Rather than solely seeking to provide an alternative or improvement to bevacizumab, investigation of ziv-aflibercept in settings where bevacizumab has yet to show a benefit may prove fruitful. These include upfront therapy with a combination of either FOLFIRI or FOLFOX, adjuvant therapy in earlier-stage CRC,⁸⁹ and following liver metastectomy.^90,91 Of patients with only liver metastases in VELOUR, a subgroup analysis of these patients revealed a significant improvement in OS and PFS, when compared to the remainder of the study population (HR 0.649 versus 0.868). Review of ongoing national clinical trials reveals active trials exploring some of these questions (Table 3).

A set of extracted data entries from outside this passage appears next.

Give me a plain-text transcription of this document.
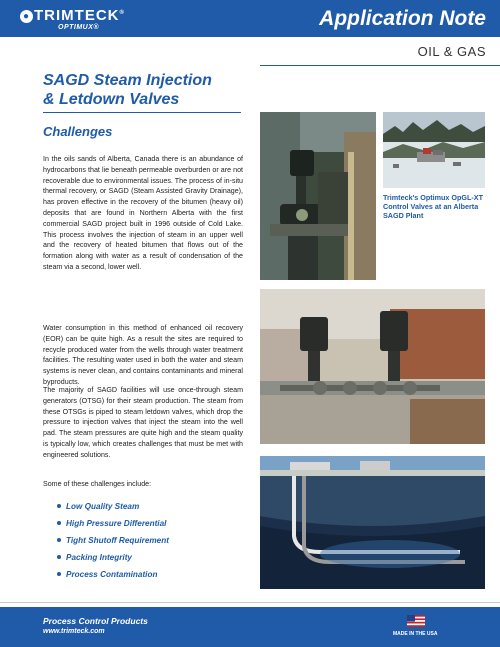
● TRIMTECK®
OPTIMUX®	Application Note
OIL & GAS
SAGD Steam Injection
& Letdown Valves
Challenges

In the oils sands of Alberta, Canada there is an abundance of hydrocarbons that lie beneath permeable overburden or are not recoverable due to environmental issues. The process of in-situ thermal recovery, or SAGD (Steam Assisted Gravity Drainage), has proven effective in the recovery of the bitumen (heavy oil) deposits that are found in Northern Alberta with the first commercial SAGD project built in 1996 outside of Cold Lake. This process involves the injection of steam in an upper well and the recovery of heated bitumen that flows out of the formation along with water as a result of condensation of the steam via a second, lower well.

Water consumption in this method of enhanced oil recovery (EOR) can be quite high. As a result the sites are required to recycle produced water from the wells through water treatment facilities. The resulting water used in both the water and steam systems is never clean, and contains contaminants and mineral byproducts.

The majority of SAGD facilities will use once-through steam generators (OTSG) for their steam production. The steam from these OTSGs is piped to steam letdown valves, which drop the pressure to injection valves that inject the steam into the well pad. The steam pressures are quite high and the steam quality is typically low, which creates challenges that must be met with engineered solutions.

Some of these challenges include:

Low Quality Steam
High Pressure Differential
Tight Shutoff Requirement
Packing Integrity
Process Contamination
Trimteck's Optimux OpGL-XT Control Valves at an Alberta SAGD Plant
Process Control Products
www.trimteck.com	MADE IN THE USA
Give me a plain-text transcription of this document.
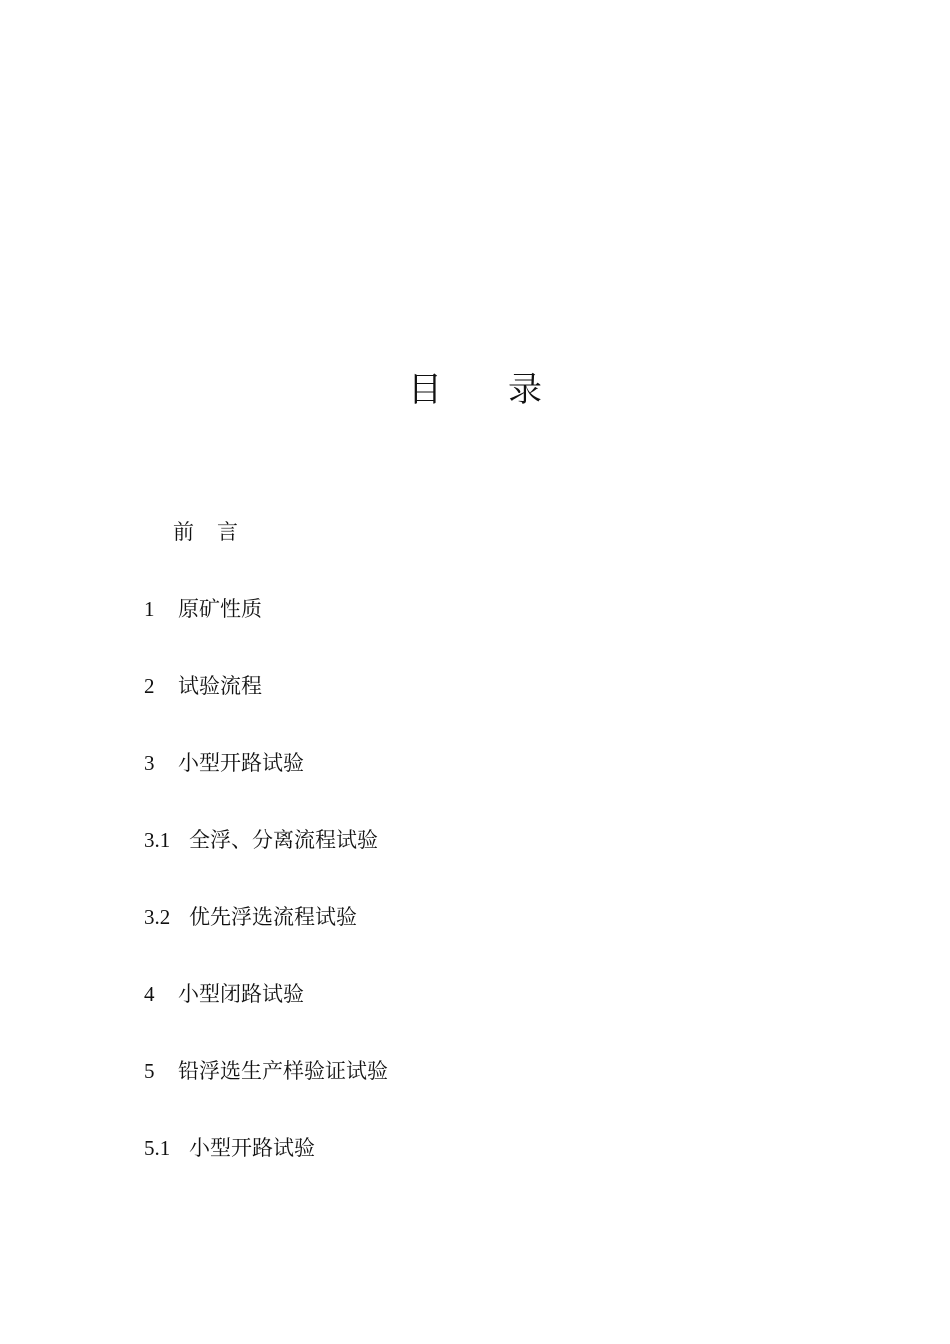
目 录
前 言
1 原矿性质
2 试验流程
3 小型开路试验
3.1 全浮、分离流程试验
3.2 优先浮选流程试验
4 小型闭路试验
5 铅浮选生产样验证试验
5.1 小型开路试验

Table 3 Selected approved and active trials of ziv-aflibercept in colorectal cancer

NCT number	Trial name	Phase
NCT01571284	Safety and quality of life study of aflibercept in patients with metastatic colorectal cancer previously treated with an oxaliplatin-based regimen	III
NCT01646554	Efficacy of FOLFOX Versus FOLFOX plus aflibercept in K-ras mutant patients with resectable liver metastases (BOS3)	II/III
NCT01652196	Aflibercept and FOLFOX6 treatment for previously untreated stage IV colorectal cancer	II
NCT01661270	A study of aflibercept versus placebo with FOLFIRI in patients with metastatic colorectal cancer previously treated with an oxaliplatin chemotherapy (AFLAME)	III
NCT01661972	Phase I/II study of capecitabine plus aflibercept to treat metastatic colorectal cancer (X-TRAP)	I/II
NCT01669720	Adjuvant aflibercept for metastatic colorectal cancer	II
NCT01802684	OPTIMOX-aflibercept as first-line therapy in patients with unresectable metastatic colorectal cancer (VELVET)	II
NCT01882868	A study of aflibercept in combination with FOLFIRI in patients with second-line metastatic colorectal cancer in Japan	II
NCT01889680	Safety and effectiveness study of chemotherapy and ziv-aflibercept to treat metastatic colorectal cancer	II

Abbreviations: FOLFIRI, 5-fluorouracil, leucovorin, and irinotecan; FOLFOX4, 5-fluorouracil, leucovorin, and oxaliplatin; NCT, National Clinical Trials.

Conclusion

The addition of anti-angiogenic agents has provided a significant, if limited, improvement in the treatment of mCRC. Ziv-aflibercept was approved for use in combination with FOLFIRI after demonstrating a survival benefit in patients that had progressed after an oxaliplatin-containing regimen. These results are important both in supplying another option in the treatment of mCRC and for validating another mechanism of blockade in tumor angiogenesis. In practice, however, the clinic application of ziv-aflibercept amongst other antiangiogenic agents has yet to be clarified. Predictive biomarkers are needed to help identify patients best suited for treatment with ziv-aflibercept. Research into the mechanisms of antiangiogenic research may also help guide the selection of ziv-aflibercept and the timing of its use.

Disclosure

The authors report no conflicts of interest in this work.